Nordstrom, meanwhile, has fewer stores than many other chains. The retailer has a good offering in terms of merchandising and a strong e-commerce presence, Wyeth notes. It also has some unique characteristics that should support it through tough times.
But that said, Kohl’s and Nordstrom are department stores and to the extent that social distancing lingers, even when things do reopen, it’s going to be harder for department store retailers to operate, Wyeth adds.
“It’s going to be harder to justify their existence really over the longer term. There’s a lot of risk generally in the sector.”
Meanwhile, Macy’s held on to an investment-grade rating up until February, and then S&P downgraded it from BBB- to BB+, amid doubts surrounding its turnaround plan. (The Macy’s rating has since been lowered to B+).
“They don’t have a good hook or special niche within the department store sector,” Wyeth says. “They’re not high end. They’re not discount and they’re just way overstored. They’re largely mall-based and some of the malls that they’re in are not A malls. They’re in B malls—malls that are already struggling.”
In February, Macy’s announced it would close 125 stores in a restructuring plan.
“Macy’s was already taking a hard look at their store print and we expect others to do so as well,” Boni says. “That will have to factor in what’s the right footprint, given the potential lower levels of demand.”

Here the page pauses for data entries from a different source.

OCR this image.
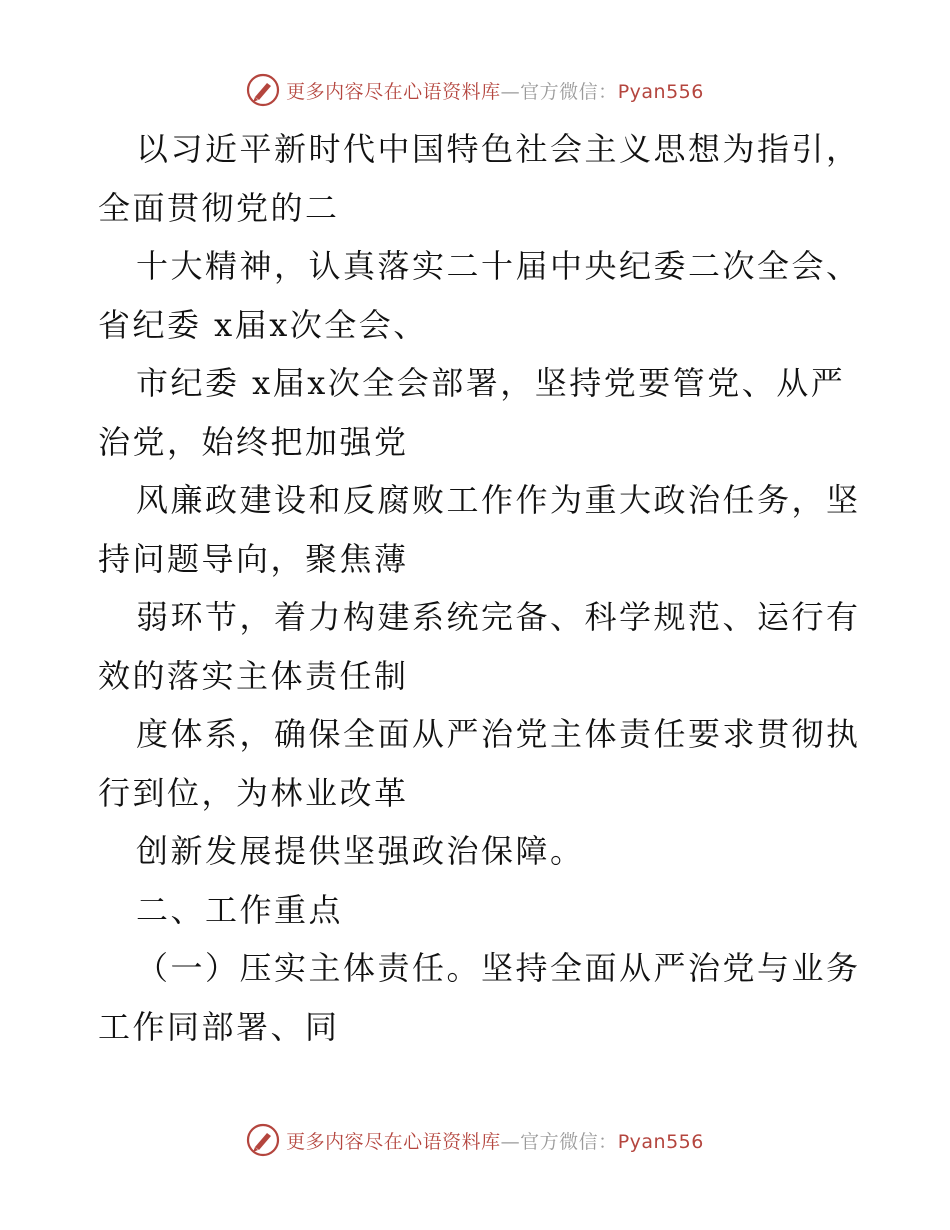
更多内容尽在心语资料库—官方微信：Pyan556
以习近平新时代中国特色社会主义思想为指引，
全面贯彻党的二
十大精神，认真落实二十届中央纪委二次全会、
省纪委 x届x次全会、
市纪委 x届x次全会部署，坚持党要管党、从严
治党，始终把加强党
风廉政建设和反腐败工作作为重大政治任务，坚
持问题导向，聚焦薄
弱环节，着力构建系统完备、科学规范、运行有
效的落实主体责任制
度体系，确保全面从严治党主体责任要求贯彻执
行到位，为林业改革
创新发展提供坚强政治保障。
二、工作重点
（一）压实主体责任。坚持全面从严治党与业务
工作同部署、同
更多内容尽在心语资料库—官方微信：Pyan556
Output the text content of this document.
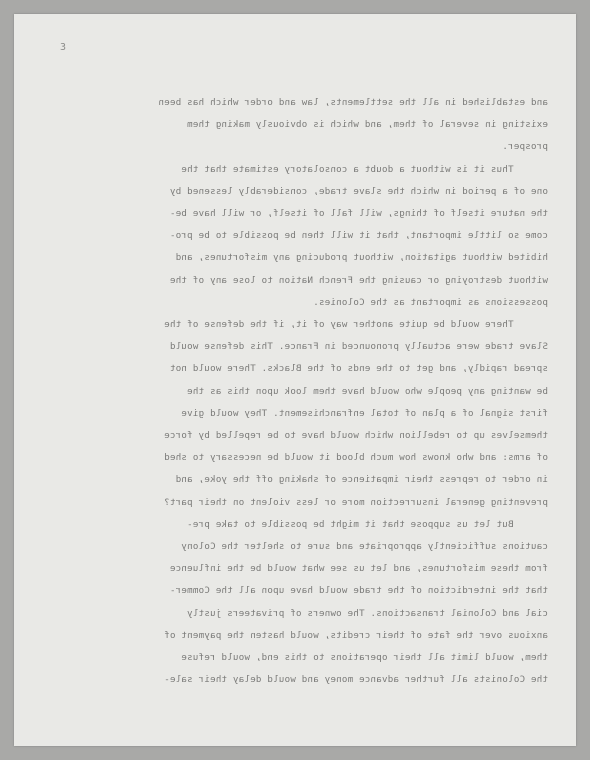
3
and established in all the settlements, law and order which has been
existing in several of them, and which is obviously making them
prosper.
Thus it is without a doubt a consolatory estimate that the
one of a period in which the slave trade, considerably lessened by
the nature itself of things, will fall of itself, or will have be-
come so little important, that it will then be possible to be pro-
hibited without agitation, without producing any misfortunes, and
without destroying or causing the French Nation to lose any of the
possessions as important as the Colonies.
There would be quite another way of it, if the defense of the
Slave trade were actually pronounced in France. This defense would
spread rapidly, and get to the ends of the Blacks. There would not
be wanting any people who would have them look upon this as the
first signal of a plan of total enfranchisement. They would give
themselves up to rebellion which would have to be repelled by force
of arms: and who knows how much blood it would be necessary to shed
in order to repress their impatience of shaking off the yoke, and
preventing general insurrection more or less violent on their part?
But let us suppose that it might be possible to take pre-
cautions sufficiently appropriate and sure to shelter the Colony
from these misfortunes, and let us see what would be the influence
that the interdiction of the trade would have upon all the Commer-
cial and Colonial transactions. The owners of privateers justly
anxious over the fate of their credits, would hasten the payment of
them, would limit all their operations to this end, would refuse
the Colonists all further advance money and would delay their sale-
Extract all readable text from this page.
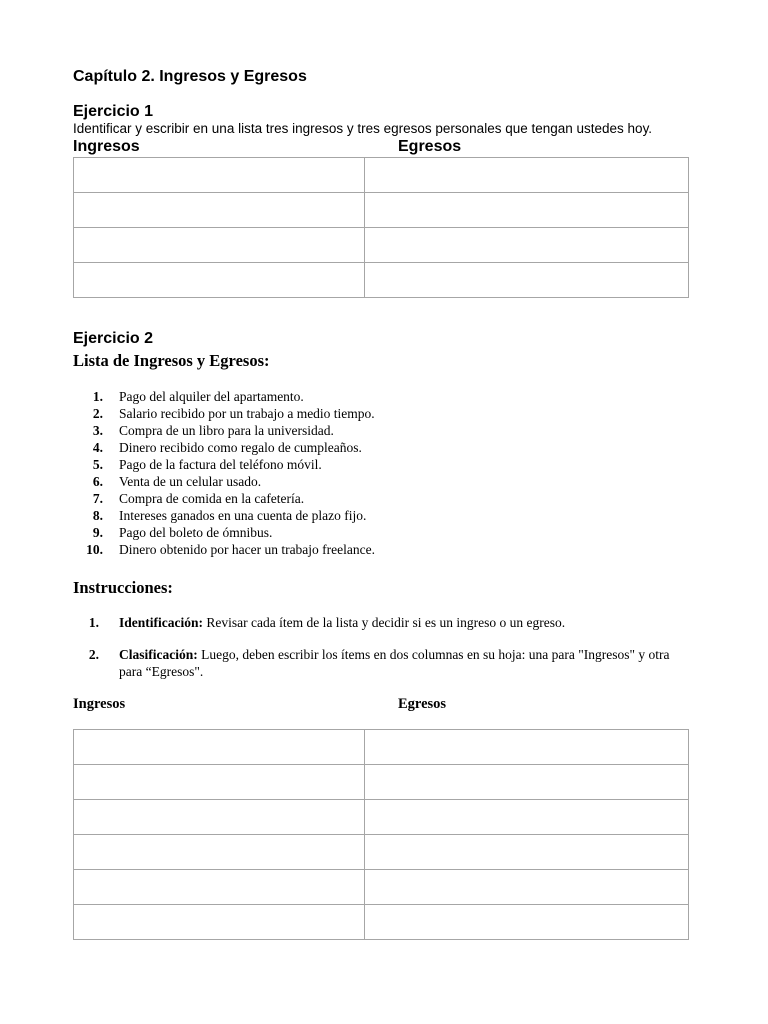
Capítulo 2. Ingresos y Egresos
Ejercicio 1
Identificar y escribir en una lista tres ingresos y tres egresos personales que tengan ustedes hoy.
Ingresos	Egresos

Ejercicio 2
Lista de Ingresos y Egresos:
1. Pago del alquiler del apartamento.
2. Salario recibido por un trabajo a medio tiempo.
3. Compra de un libro para la universidad.
4. Dinero recibido como regalo de cumpleaños.
5. Pago de la factura del teléfono móvil.
6. Venta de un celular usado.
7. Compra de comida en la cafetería.
8. Intereses ganados en una cuenta de plazo fijo.
9. Pago del boleto de ómnibus.
10. Dinero obtenido por hacer un trabajo freelance.
Instrucciones:
1. Identificación: Revisar cada ítem de la lista y decidir si es un ingreso o un egreso.
2. Clasificación: Luego, deben escribir los ítems en dos columnas en su hoja: una para "Ingresos" y otra para “Egresos".
Ingresos	Egresos
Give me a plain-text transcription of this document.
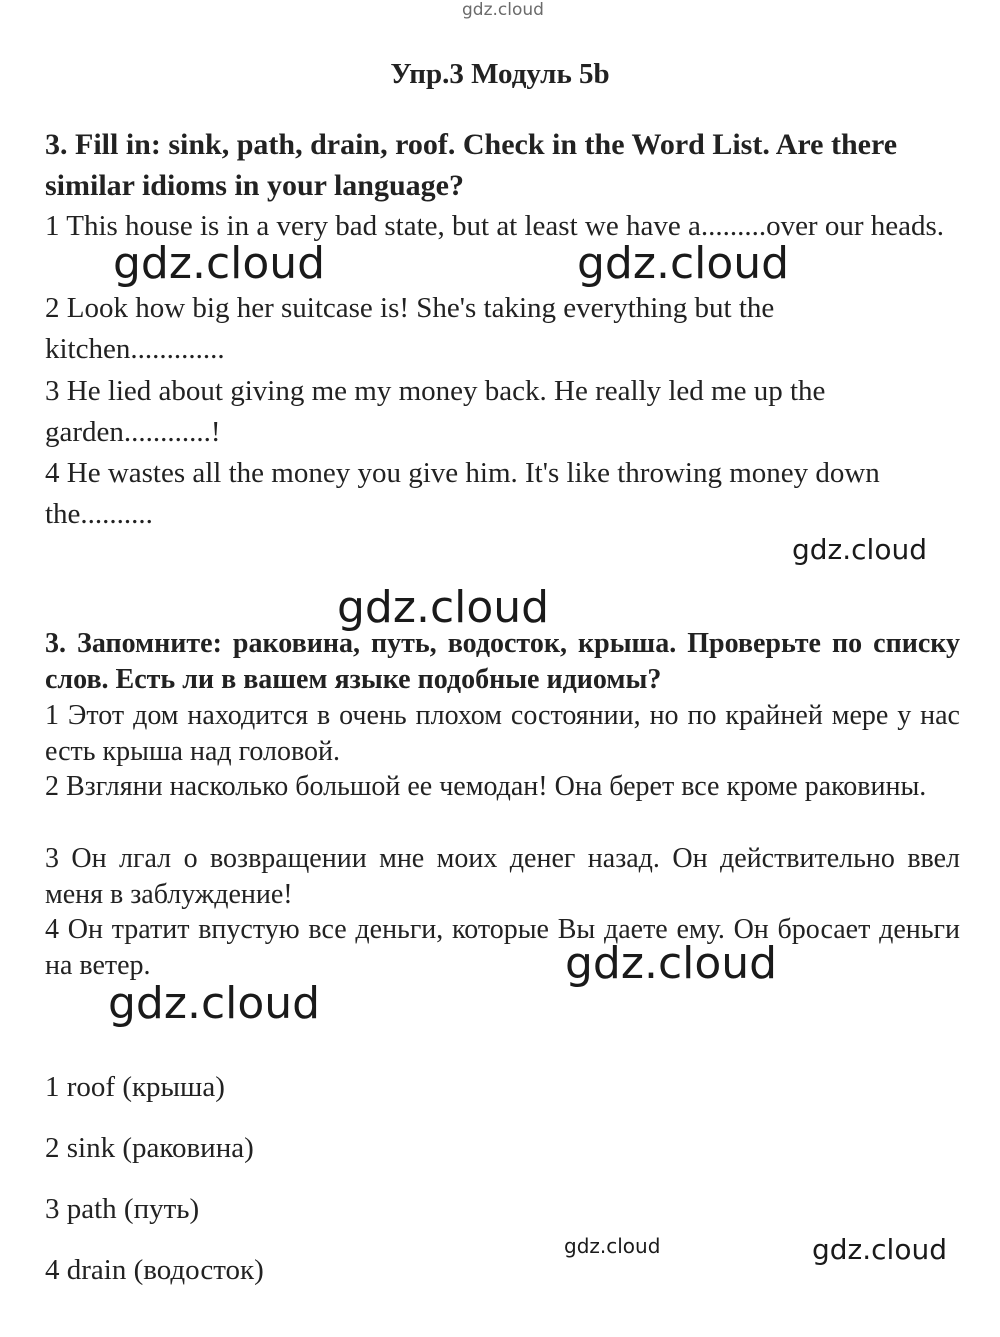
gdz.cloud
Упр.3 Модуль 5b
3. Fill in: sink, path, drain, roof. Check in the Word List. Are there similar idioms in your language?
1 This house is in a very bad state, but at least we have a.........over our heads.
2 Look how big her suitcase is! She's taking everything but the kitchen.............
3 He lied about giving me my money back. He really led me up the garden............!
4 He wastes all the money you give him. It's like throwing money down the..........
3. Запомните: раковина, путь, водосток, крыша. Проверьте по списку слов. Есть ли в вашем языке подобные идиомы?
1 Этот дом находится в очень плохом состоянии, но по крайней мере у нас есть крыша над головой.
2 Взгляни насколько большой ее чемодан! Она берет все кроме раковины.
3 Он лгал о возвращении мне моих денег назад. Он действительно ввел меня в заблуждение!
4 Он тратит впустую все деньги, которые Вы даете ему. Он бросает деньги на ветер.
1 roof (крыша)
2 sink (раковина)
3 path (путь)
4 drain (водосток)
gdz.cloud	gdz.cloud
gdz.cloud
gdz.cloud
gdz.cloud
gdz.cloud
gdz.cloud	gdz.cloud
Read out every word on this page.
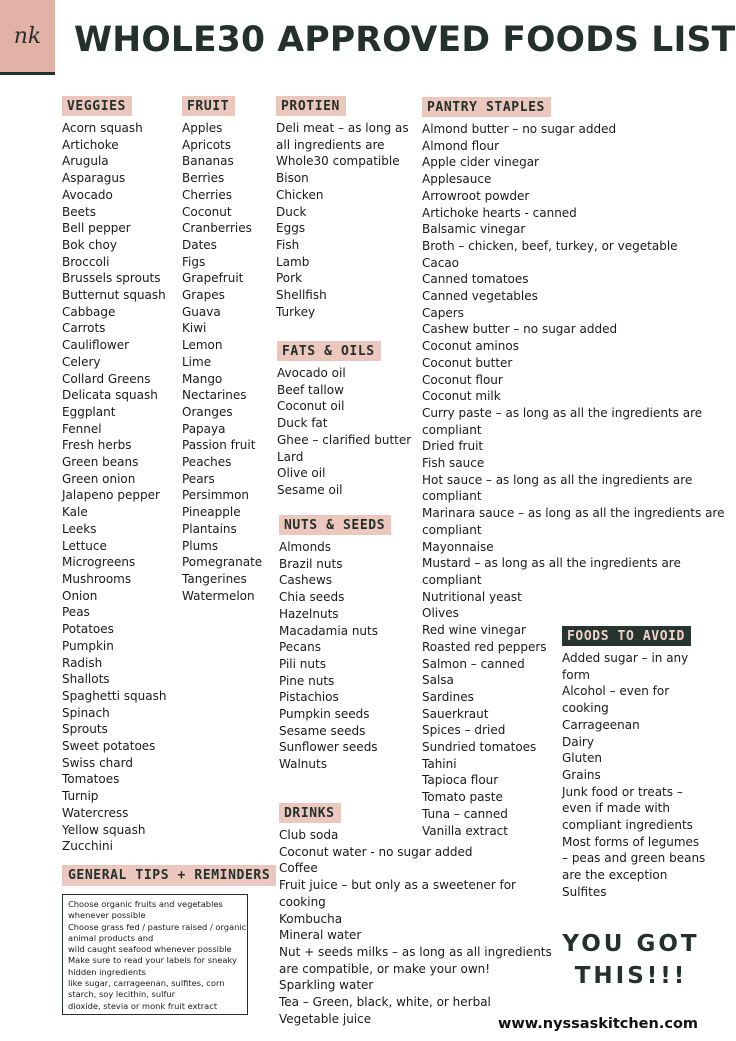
nk WHOLE30 APPROVED FOODS LIST
VEGGIES
Acorn squash
Artichoke
Arugula
Asparagus
Avocado
Beets
Bell pepper
Bok choy
Broccoli
Brussels sprouts
Butternut squash
Cabbage
Carrots
Cauliflower
Celery
Collard Greens
Delicata squash
Eggplant
Fennel
Fresh herbs
Green beans
Green onion
Jalapeno pepper
Kale
Leeks
Lettuce
Microgreens
Mushrooms
Onion
Peas
Potatoes
Pumpkin
Radish
Shallots
Spaghetti squash
Spinach
Sprouts
Sweet potatoes
Swiss chard
Tomatoes
Turnip
Watercress
Yellow squash
Zucchini
FRUIT
Apples
Apricots
Bananas
Berries
Cherries
Coconut
Cranberries
Dates
Figs
Grapefruit
Grapes
Guava
Kiwi
Lemon
Lime
Mango
Nectarines
Oranges
Papaya
Passion fruit
Peaches
Pears
Persimmon
Pineapple
Plantains
Plums
Pomegranate
Tangerines
Watermelon
PROTIEN
Deli meat – as long as
all ingredients are
Whole30 compatible
Bison
Chicken
Duck
Eggs
Fish
Lamb
Pork
Shellfish
Turkey
FATS & OILS
Avocado oil
Beef tallow
Coconut oil
Duck fat
Ghee – clarified butter
Lard
Olive oil
Sesame oil
NUTS & SEEDS
Almonds
Brazil nuts
Cashews
Chia seeds
Hazelnuts
Macadamia nuts
Pecans
Pili nuts
Pine nuts
Pistachios
Pumpkin seeds
Sesame seeds
Sunflower seeds
Walnuts
DRINKS
Club soda
Coconut water - no sugar added
Coffee
Fruit juice – but only as a sweetener for
cooking
Kombucha
Mineral water
Nut + seeds milks – as long as all ingredients
are compatible, or make your own!
Sparkling water
Tea – Green, black, white, or herbal
Vegetable juice
PANTRY STAPLES
Almond butter – no sugar added
Almond flour
Apple cider vinegar
Applesauce
Arrowroot powder
Artichoke hearts - canned
Balsamic vinegar
Broth – chicken, beef, turkey, or vegetable
Cacao
Canned tomatoes
Canned vegetables
Capers
Cashew butter – no sugar added
Coconut aminos
Coconut butter
Coconut flour
Coconut milk
Curry paste – as long as all the ingredients are
compliant
Dried fruit
Fish sauce
Hot sauce – as long as all the ingredients are
compliant
Marinara sauce – as long as all the ingredients are
compliant
Mayonnaise
Mustard – as long as all the ingredients are
compliant
Nutritional yeast
Olives
Red wine vinegar
Roasted red peppers
Salmon – canned
Salsa
Sardines
Sauerkraut
Spices – dried
Sundried tomatoes
Tahini
Tapioca flour
Tomato paste
Tuna – canned
Vanilla extract
FOODS TO AVOID
Added sugar – in any
form
Alcohol – even for
cooking
Carrageenan
Dairy
Gluten
Grains
Junk food or treats –
even if made with
compliant ingredients
Most forms of legumes
– peas and green beans
are the exception
Sulfites
GENERAL TIPS + REMINDERS
Choose organic fruits and vegetables
whenever possible
Choose grass fed / pasture raised / organic
animal products and
wild caught seafood whenever possible
Make sure to read your labels for sneaky
hidden ingredients
like sugar, carrageenan, sulfites, corn
starch, soy lecithin, sulfur
dioxide, stevia or monk fruit extract

YOU GOT THIS!!!

www.nyssaskitchen.com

Will shoppers return to malls?
As more restrictions are lifted, will consumers feel comfortable and safe returning to malls? Will they shop under restrictions?
“Some consumers may see a bunch of restrictions—whether mandated by the government or not—that in order to do some shopping at a department store, ‘I’ve got to book a reservation. I’ve got to wait in line probably even with a reservation. I have to take my temperature and wear a mask,’” Van Horn notes.
“For some consumers, it might be ‘No, thanks. It’s too much hassle.’”
Others might just as easily say these precautions make them feel comfortable, he adds. Meanwhile, there are many consumers in the middle.
“It’s going to be the Wild West on consumer behavior coming out of this,” Van Horn notes.
Yet despite the uncertainty, some malls are already reopening. In early May, giant landlord Simon Property Group reopened 49 malls in 10 states.